Nei Scott D, Wieruszewski Patrick M, Scott Rachael, Greason Kevin L
Department of Pharmacy, Mayo Clinic, 200 First St SW, Rochester, MN, 55905, USA.
Multidisciplinary Epidemiology and Translational Research in Intensive Care (METRIC) Group, Mayo Clinic, Rochester, MN, USA.
Am J Cardiovasc Drugs. 2021 Jul;21(4):453-458. doi: 10.1007/s40256-020-00443-9. Epub 2020 Dec 23.
Dual antiplatelet therapy (DAPT) was the initial antithrombotic regimen of choice following transcatheter aortic valve replacement (TAVR). Subsequent identification of subclinical valve thrombosis in high-risk patients has questioned whether warfarin should be used as an alternative to DAPT for some patients.
The aim of this study was to compare thromboembolic events, bleeding, and all-cause mortality between DAPT and warfarin following TAVR.
This was a single-center, retrospective review of TAVR patients who received DAPT or warfarin following TAVR between 2008 and 2018. The primary endpoint was occurrence of thromboembolic events during the hospital stay and 1-year follow-up, while secondary endpoints included bleeding and all-cause mortality.
Of the included 764 patients, 193 received DAPT and 571 received warfarin. The median Society of Thoracic Surgeons (STS) Predicted Risk of Mortality (PROM) scores were 8.3% for the DAPT group and 6.5% for the warfarin group. The primary endpoint occurred 30 times (3.9%) during the study timeframe. No differences in thromboembolic events between the DAPT and warfarin groups were found (4.14% vs. 3.85%; p = 0.857), and there was no difference in bleeding (6.22% vs. 5.08%; p = 0.544) or risk of mortality (hazard ratio 0.59, 95% confidence interval 0.33-1.06; p = 0.076).
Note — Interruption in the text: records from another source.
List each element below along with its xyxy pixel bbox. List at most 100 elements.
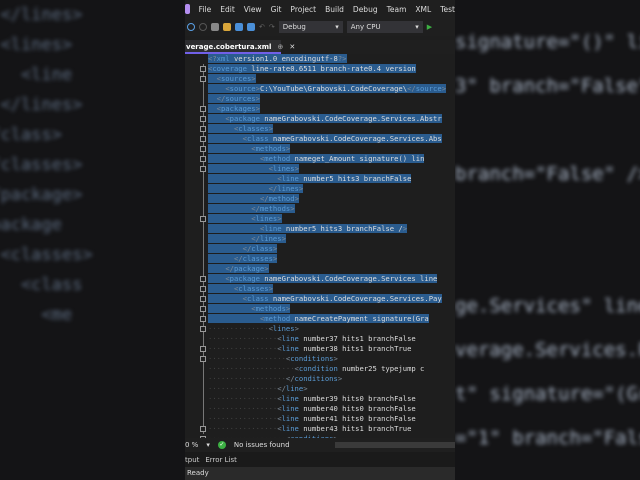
fold-toggle-icon[interactable] — [200, 276, 206, 282]
code-line[interactable]: <lines> — [200, 164, 446, 174]
back-icon[interactable] — [187, 23, 195, 31]
code-line[interactable]: <class nameGrabovski.CodeCoverage.Servic… — [200, 294, 446, 304]
code-line[interactable]: </methods> — [208, 204, 446, 214]
blurred-text-line: ="1" branch="False — [455, 427, 640, 449]
code-line[interactable]: ················<line number38 hits1 bra… — [200, 344, 446, 354]
line-indent — [208, 124, 234, 133]
tab-coverage-cobertura-xml[interactable]: verage.cobertura.xml ⊕ ✕ — [185, 40, 295, 54]
blurred-text-line: branch="False" /> — [455, 163, 640, 185]
code-line-text: <lines> — [268, 324, 299, 333]
tab-output[interactable]: tput — [185, 456, 199, 464]
code-line[interactable]: ················<line number40 hits0 bra… — [208, 404, 446, 414]
code-line[interactable]: ················<line number41 hits0 bra… — [208, 414, 446, 424]
issues-status[interactable]: No issues found — [234, 441, 290, 449]
menu-team[interactable]: Team — [387, 5, 407, 14]
fold-toggle-icon[interactable] — [200, 326, 206, 332]
code-line[interactable]: <method nameget_Amount signature() lin — [200, 154, 446, 164]
menu-debug[interactable]: Debug — [353, 5, 378, 14]
fold-toggle-icon[interactable] — [200, 156, 206, 162]
code-line[interactable]: <line number5 hits3 branchFalse /> — [208, 224, 446, 234]
code-line[interactable]: </method> — [208, 194, 446, 204]
fold-toggle-icon[interactable] — [200, 216, 206, 222]
code-line[interactable]: <package nameGrabovski.CodeCoverage.Serv… — [200, 114, 446, 124]
line-indent — [208, 104, 217, 113]
code-line[interactable]: </class> — [208, 244, 446, 254]
fold-toggle-icon[interactable] — [200, 306, 206, 312]
menu-project[interactable]: Project — [290, 5, 316, 14]
platform-select[interactable]: Any CPU ▾ — [346, 21, 423, 33]
code-line[interactable]: ················<line number43 hits1 bra… — [200, 424, 446, 434]
fold-toggle-icon[interactable] — [200, 146, 206, 152]
code-line[interactable]: ················<line number39 hits0 bra… — [208, 394, 446, 404]
code-line[interactable]: ··················</conditions> — [208, 374, 446, 384]
code-line[interactable]: <lines> — [200, 214, 446, 224]
code-line[interactable]: ················</line> — [208, 384, 446, 394]
code-line[interactable]: <line number5 hits3 branchFalse — [208, 174, 446, 184]
fold-toggle-icon[interactable] — [200, 76, 206, 82]
code-line[interactable]: </classes> — [208, 254, 446, 264]
code-line[interactable]: <sources> — [200, 74, 446, 84]
code-line[interactable]: <methods> — [200, 304, 446, 314]
code-line[interactable]: <methods> — [200, 144, 446, 154]
code-line[interactable]: ····················<condition number25 … — [208, 364, 446, 374]
code-line[interactable]: <packages> — [200, 104, 446, 114]
xml-editor[interactable]: <?xml version1.0 encodingutf-8?> <coverag… — [185, 54, 455, 438]
fold-toggle-icon[interactable] — [200, 426, 206, 432]
code-line[interactable]: <coverage line-rate0.6511 branch-rate0.4… — [200, 64, 446, 74]
zoom-level[interactable]: 0 % — [185, 441, 198, 449]
fold-toggle-icon[interactable] — [200, 106, 206, 112]
code-line[interactable]: </package> — [208, 264, 446, 274]
toolbar: ↶ ↷ Debug ▾ Any CPU ▾ ▶ — [185, 18, 455, 36]
code-line[interactable]: <package nameGrabovski.CodeCoverage.Serv… — [200, 274, 446, 284]
pin-icon[interactable]: ⊕ — [277, 40, 283, 52]
code-area[interactable]: <?xml version1.0 encodingutf-8?> <coverag… — [200, 54, 447, 438]
undo-icon[interactable]: ↶ — [259, 23, 265, 31]
code-line[interactable]: <source>C:\YouTube\Grabovski.CodeCoverag… — [208, 84, 447, 94]
code-line[interactable]: ··············<lines> — [200, 324, 446, 334]
tab-error-list[interactable]: Error List — [205, 456, 237, 464]
fold-toggle-icon[interactable] — [200, 126, 206, 132]
code-line[interactable]: <class nameGrabovski.CodeCoverage.Servic… — [200, 134, 446, 144]
menu-edit[interactable]: Edit — [220, 5, 235, 14]
code-line[interactable]: </sources> — [208, 94, 446, 104]
blurred-text-line: ge.Services" line — [455, 295, 640, 317]
fold-toggle-icon[interactable] — [200, 346, 206, 352]
menu-build[interactable]: Build — [325, 5, 344, 14]
line-indent: ················ — [208, 424, 278, 433]
fold-toggle-icon[interactable] — [200, 116, 206, 122]
start-icon[interactable]: ▶ — [427, 23, 432, 31]
code-line[interactable]: <classes> — [200, 124, 446, 134]
code-line[interactable]: <method nameCreatePayment signature(Gra — [200, 314, 446, 324]
code-line[interactable]: </lines> — [208, 184, 446, 194]
save-icon[interactable] — [235, 23, 243, 31]
blurred-text-line: <class — [20, 275, 83, 295]
code-line[interactable]: </lines> — [208, 234, 446, 244]
new-project-icon[interactable] — [211, 23, 219, 31]
code-line-text: <?xml version1.0 encodingutf-8?> — [208, 54, 347, 63]
configuration-select[interactable]: Debug ▾ — [278, 21, 343, 33]
code-line[interactable]: ··················<conditions> — [200, 354, 446, 364]
open-folder-icon[interactable] — [223, 23, 231, 31]
fold-toggle-icon[interactable] — [200, 356, 206, 362]
menu-test[interactable]: Test — [440, 5, 455, 14]
save-all-icon[interactable] — [247, 23, 255, 31]
zoom-dropdown-icon[interactable]: ▾ — [206, 441, 210, 449]
fold-toggle-icon[interactable] — [200, 136, 206, 142]
fold-toggle-icon[interactable] — [200, 296, 206, 302]
redo-icon[interactable]: ↷ — [269, 23, 275, 31]
code-line[interactable]: <?xml version1.0 encodingutf-8?> — [208, 54, 446, 64]
fold-toggle-icon[interactable] — [200, 166, 206, 172]
menu-git[interactable]: Git — [271, 5, 282, 14]
forward-icon[interactable] — [199, 23, 207, 31]
menu-file[interactable]: File — [199, 5, 212, 14]
line-indent — [208, 144, 252, 153]
horizontal-scrollbar[interactable] — [335, 442, 455, 448]
menu-view[interactable]: View — [244, 5, 262, 14]
fold-toggle-icon[interactable] — [200, 286, 206, 292]
menu-xml[interactable]: XML — [415, 5, 431, 14]
fold-toggle-icon[interactable] — [200, 66, 206, 72]
fold-toggle-icon[interactable] — [200, 316, 206, 322]
code-line[interactable]: ················<line number37 hits1 bra… — [208, 334, 446, 344]
code-line[interactable]: <classes> — [200, 284, 446, 294]
close-icon[interactable]: ✕ — [289, 40, 295, 52]
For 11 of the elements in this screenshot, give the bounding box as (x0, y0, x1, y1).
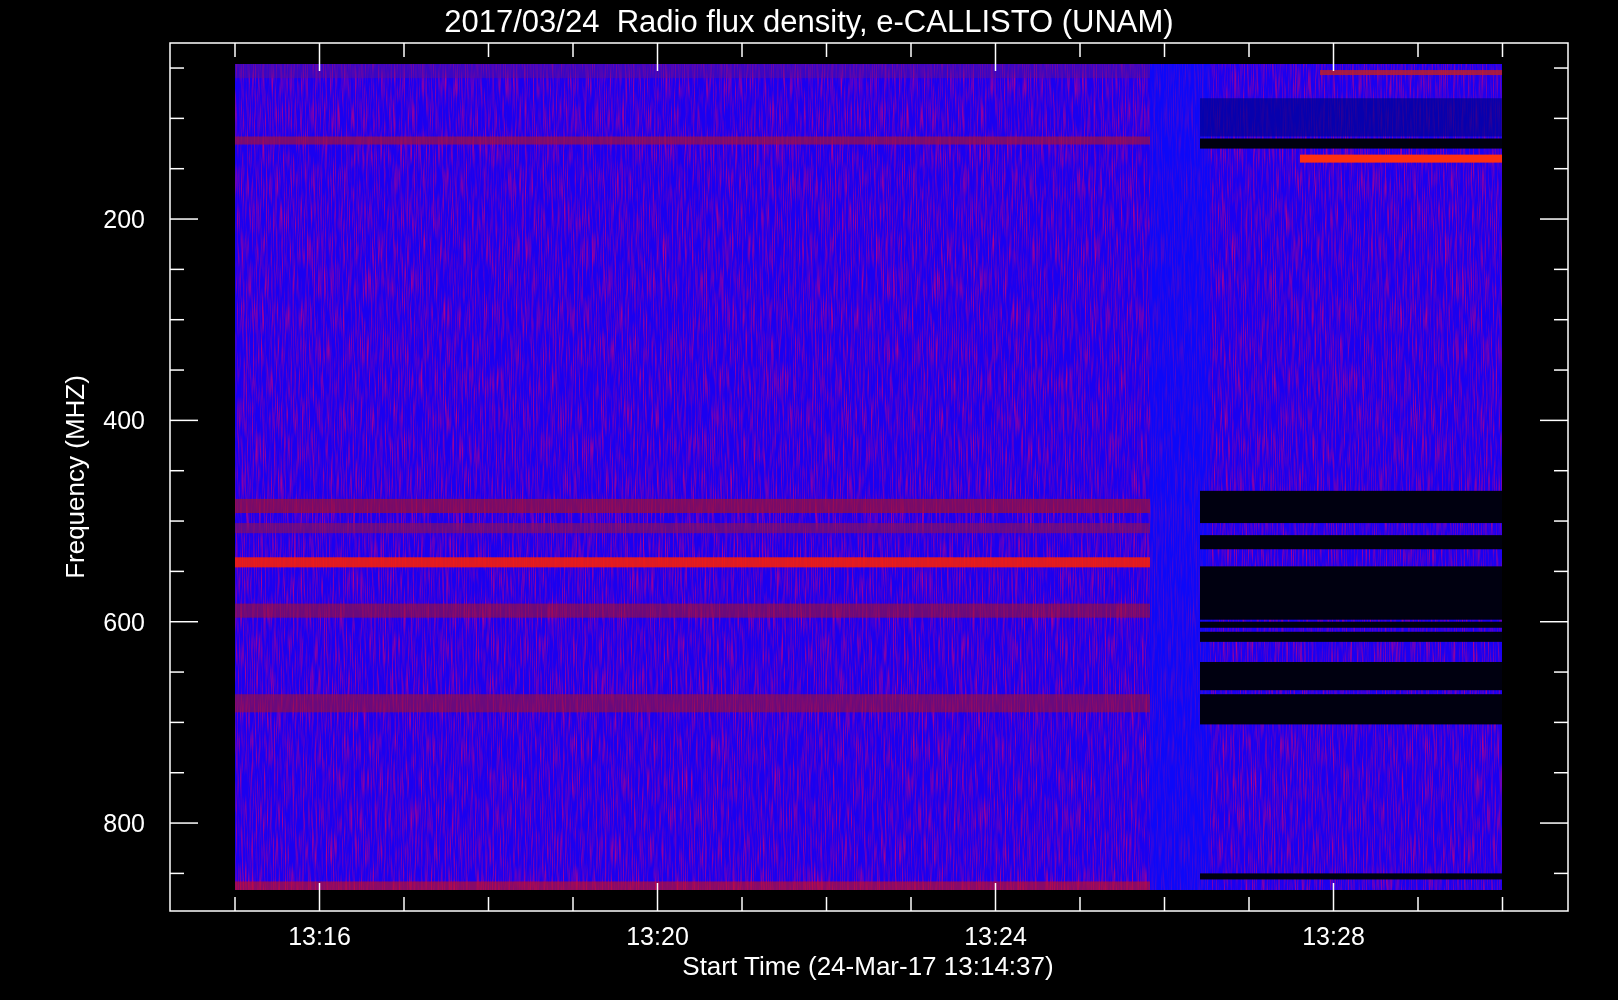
y-axis-label: Frequency (MHZ) (60, 375, 90, 579)
y-tick-label: 800 (103, 809, 145, 838)
y-tick-label: 400 (103, 406, 145, 435)
x-tick-label: 13:24 (964, 922, 1027, 950)
x-tick-label: 13:16 (288, 922, 351, 950)
x-tick-label: 13:20 (626, 922, 689, 950)
chart-title: 2017/03/24 Radio flux density, e-CALLISTO (UNAM) (444, 4, 1174, 39)
y-tick-label: 600 (103, 607, 145, 636)
y-tick-label: 200 (103, 205, 145, 234)
x-tick-label: 13:28 (1302, 922, 1365, 950)
x-axis-label: Start Time (24-Mar-17 13:14:37) (682, 951, 1054, 981)
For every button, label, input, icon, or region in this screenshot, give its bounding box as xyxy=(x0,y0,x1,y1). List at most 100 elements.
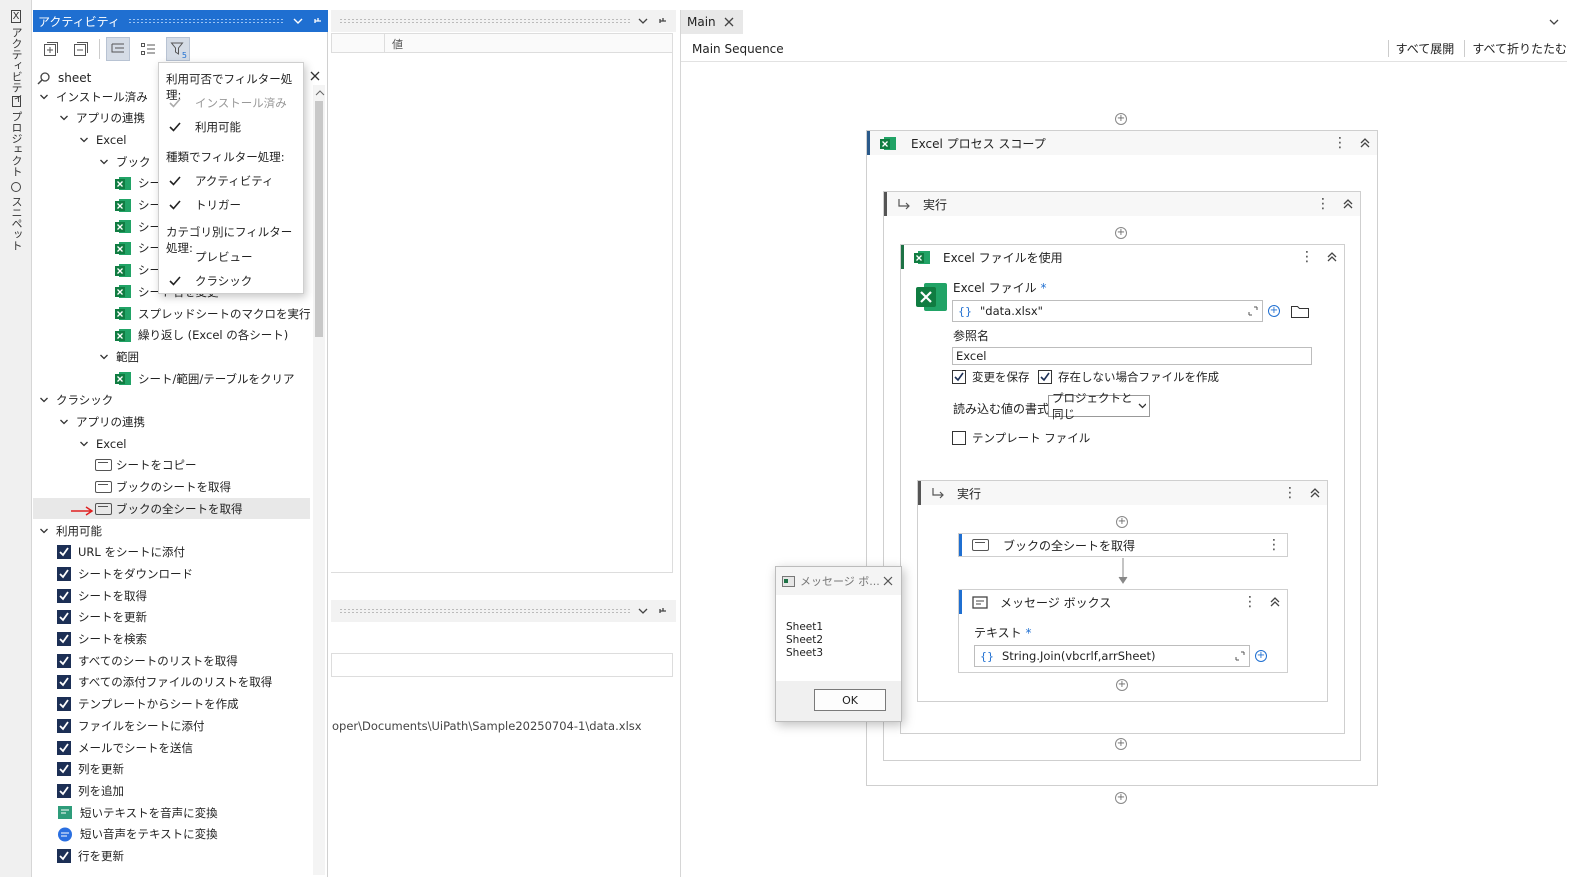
message-box-activity[interactable]: メッセージ ボックス ⋮ テキスト * {} String.Join(vbcrl… xyxy=(958,589,1288,673)
tree-item[interactable]: シートを検索 xyxy=(57,629,147,650)
excel-file-field[interactable]: {} "data.xlsx" xyxy=(952,300,1263,322)
expand-editor-icon[interactable] xyxy=(1235,651,1245,661)
tree-group[interactable]: アプリの連携 xyxy=(59,412,145,433)
more-icon[interactable]: ⋮ xyxy=(1283,485,1297,501)
filter-available[interactable]: 利用可能 xyxy=(167,119,241,135)
pin-icon[interactable] xyxy=(313,16,323,26)
scrollbar-thumb[interactable] xyxy=(315,101,323,337)
collapse-chevron-icon[interactable] xyxy=(1326,251,1338,263)
clear-search-icon[interactable] xyxy=(309,70,321,82)
add-activity-icon[interactable]: + xyxy=(1116,679,1128,691)
get-all-sheets-activity[interactable]: ブックの全シートを取得 ⋮ xyxy=(958,533,1288,557)
collapse-chevron-icon[interactable] xyxy=(1309,487,1321,499)
filter-classic[interactable]: クラシック xyxy=(167,273,252,289)
ref-name-value[interactable]: Excel xyxy=(956,349,986,363)
close-icon[interactable] xyxy=(883,576,893,586)
collapse-all-link[interactable]: すべて折りたたむ xyxy=(1464,40,1567,57)
collapse-chevron-icon[interactable] xyxy=(1359,137,1371,149)
tab-main[interactable]: Main xyxy=(681,10,743,34)
tree-item[interactable]: 列を更新 xyxy=(57,759,124,780)
more-icon[interactable]: ⋮ xyxy=(1316,196,1330,212)
tab-activities[interactable]: X アクティビティ xyxy=(8,10,24,104)
tree-item[interactable]: すべての添付ファイルのリストを取得 xyxy=(57,672,272,693)
tree-item[interactable]: シートを取得 xyxy=(57,585,147,606)
pin-icon[interactable] xyxy=(658,16,668,26)
more-icon[interactable]: ⋮ xyxy=(1333,135,1347,151)
tree-group[interactable]: クラシック xyxy=(39,390,113,411)
tab-snippets[interactable]: スニペット xyxy=(8,182,24,251)
close-icon[interactable] xyxy=(724,17,734,27)
tree-item[interactable]: 列を追加 xyxy=(57,780,124,801)
tree-item[interactable]: 短いテキストを音声に変換 xyxy=(57,802,218,823)
tree-group[interactable]: 範囲 xyxy=(99,346,139,367)
list-view-button[interactable] xyxy=(136,37,160,61)
filter-trigger[interactable]: トリガー xyxy=(167,197,241,213)
do-sequence-2[interactable]: 実行 ⋮ + ブックの全シートを取得 ⋮ メッセージ ボックス ⋮ テキスト *… xyxy=(917,480,1328,702)
tree-view-button[interactable] xyxy=(106,37,130,61)
filter-button[interactable]: 5 xyxy=(166,37,190,61)
template-file-checkbox[interactable]: テンプレート ファイル xyxy=(952,430,1090,446)
tree-item[interactable]: シートをコピー xyxy=(95,455,197,476)
filter-preview[interactable]: プレビュー xyxy=(167,249,253,265)
add-activity-icon[interactable]: + xyxy=(1115,227,1127,239)
tree-group[interactable]: ブック xyxy=(99,151,151,172)
tree-item[interactable]: すべてのシートのリストを取得 xyxy=(57,650,238,671)
read-format-select[interactable]: プロジェクトと同じ xyxy=(1048,391,1150,421)
tree-group[interactable]: Excel xyxy=(79,129,126,150)
collapse-all-button[interactable] xyxy=(69,37,93,61)
text-field[interactable]: {} String.Join(vbcrlf,arrSheet) xyxy=(974,645,1250,667)
chevron-down-icon[interactable] xyxy=(638,607,648,615)
expand-all-link[interactable]: すべて展開 xyxy=(1387,40,1454,57)
tree-item[interactable]: シートを更新 xyxy=(57,607,147,628)
chevron-down-icon[interactable] xyxy=(638,17,648,25)
add-activity-icon[interactable]: + xyxy=(1115,792,1127,804)
ref-name-field[interactable]: Excel xyxy=(952,347,1312,365)
more-icon[interactable]: ⋮ xyxy=(1243,594,1257,610)
tree-item[interactable]: URL をシートに添付 xyxy=(57,542,185,563)
add-value-icon[interactable]: + xyxy=(1268,305,1280,317)
collapse-chevron-icon[interactable] xyxy=(1269,596,1281,608)
tab-project[interactable]: プロジェクト xyxy=(8,96,24,177)
text-value[interactable]: String.Join(vbcrlf,arrSheet) xyxy=(1002,649,1155,663)
tree-item[interactable]: 短い音声をテキストに変換 xyxy=(57,824,218,845)
excel-process-scope[interactable]: Excel プロセス スコープ ⋮ 実行 ⋮ + Excel ファイルを使用 ⋮… xyxy=(866,130,1378,786)
add-activity-icon[interactable]: + xyxy=(1116,516,1128,528)
tree-item[interactable]: ブックのシートを取得 xyxy=(95,477,231,498)
tree-group[interactable]: 利用可能 xyxy=(39,520,102,541)
expand-all-button[interactable] xyxy=(39,37,63,61)
do-sequence-1[interactable]: 実行 ⋮ + Excel ファイルを使用 ⋮ Excel ファイル * {} "… xyxy=(883,191,1361,761)
pin-icon[interactable] xyxy=(658,606,668,616)
add-value-icon[interactable]: + xyxy=(1255,650,1267,662)
folder-icon[interactable] xyxy=(1290,303,1310,319)
add-activity-icon[interactable]: + xyxy=(1115,738,1127,750)
tree-group[interactable]: Excel xyxy=(79,433,126,454)
tree-item[interactable]: テンプレートからシートを作成 xyxy=(57,694,239,715)
tree-group[interactable]: インストール済み xyxy=(39,86,148,107)
tree-group[interactable]: アプリの連携 xyxy=(59,108,145,129)
add-activity-icon[interactable]: + xyxy=(1115,113,1127,125)
create-if-missing-checkbox[interactable]: 存在しない場合ファイルを作成 xyxy=(1038,369,1219,385)
save-changes-checkbox[interactable]: 変更を保存 xyxy=(952,369,1030,385)
output-filter-bar[interactable] xyxy=(331,653,673,677)
expand-editor-icon[interactable] xyxy=(1248,306,1258,316)
chevron-down-icon[interactable] xyxy=(1549,18,1559,26)
chevron-down-icon[interactable] xyxy=(293,17,303,25)
use-excel-file[interactable]: Excel ファイルを使用 ⋮ Excel ファイル * {} "data.xl… xyxy=(900,244,1345,734)
tree-item[interactable]: 行を更新 xyxy=(57,846,124,867)
search-input[interactable]: sheet xyxy=(58,71,91,85)
filter-installed[interactable]: インストール済み xyxy=(167,95,287,111)
more-icon[interactable]: ⋮ xyxy=(1267,537,1281,553)
tree-item[interactable]: ファイルをシートに添付 xyxy=(57,715,205,736)
tree-item[interactable]: スプレッドシートのマクロを実行 xyxy=(115,303,311,324)
collapse-chevron-icon[interactable] xyxy=(1342,198,1354,210)
tree-item[interactable]: 繰り返し (Excel の各シート) xyxy=(115,325,288,346)
breadcrumb-main-sequence[interactable]: Main Sequence xyxy=(692,42,784,56)
ok-button[interactable]: OK xyxy=(814,689,886,711)
filter-activity[interactable]: アクティビティ xyxy=(167,173,274,189)
tree-item[interactable]: シートをダウンロード xyxy=(57,563,193,584)
tree-item[interactable]: シート/範囲/テーブルをクリア xyxy=(115,368,295,389)
more-icon[interactable]: ⋮ xyxy=(1300,249,1314,265)
tree-item[interactable]: メールでシートを送信 xyxy=(57,737,193,758)
activities-scrollbar[interactable] xyxy=(313,85,325,875)
excel-file-value[interactable]: "data.xlsx" xyxy=(980,304,1043,318)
In this study, warfarin had similar effectiveness and safety, compared with DAPT, for antithrombotic management post-TAVR. For patients whom the provider deemed anticoagulation is indicated, our data suggest warfarin is a well-tolerated option following TAVR in intermediate- and high-risk STS score patients.
双重抗血小板治疗(DAPT)是经导管主动脉瓣置换术(TAVR)后最初选择的抗血栓治疗方案。随后在高危患者中发现亚临床瓣膜血栓形成,这引发了对于某些患者是否应使用华法林替代DAPT的质疑。
本研究的目的是比较TAVR后DAPT与华法林在血栓栓塞事件、出血及全因死亡率方面的差异。
这是一项对2008年至2018年间接受TAVR后使用DAPT或华法林的患者进行的单中心回顾性研究。主要终点是住院期间及1年随访期内血栓栓塞事件的发生情况,次要终点包括出血和全因死亡率。
纳入的764例患者中,193例接受DAPT,571例接受华法林治疗。胸外科医师协会(STS)预测死亡率(PROM)评分中位数在DAPT组为8.3%,在华法林组为6.5%。在研究期间,主要终点事件发生了30次(3.9%)。DAPT组与华法林组在血栓栓塞事件方面未发现差异(4.14%对3.85%;p = 0.857),在出血方面也无差异(6.22%对 5.08%;p = 0.544),死亡率风险也无差异(风险比0.59,9 5%置信区间0.33 - 1.06;p = 0.076)。
在本研究中,与DAPT相比,华法林在TAVR后抗血栓治疗管理方面具有相似的有效性和安全性。对于临床医生认为需要抗凝治疗的患者,我们的数据表明,在STS评分中、高危的患者TAVR后,华法林是一种耐受性良好的选择。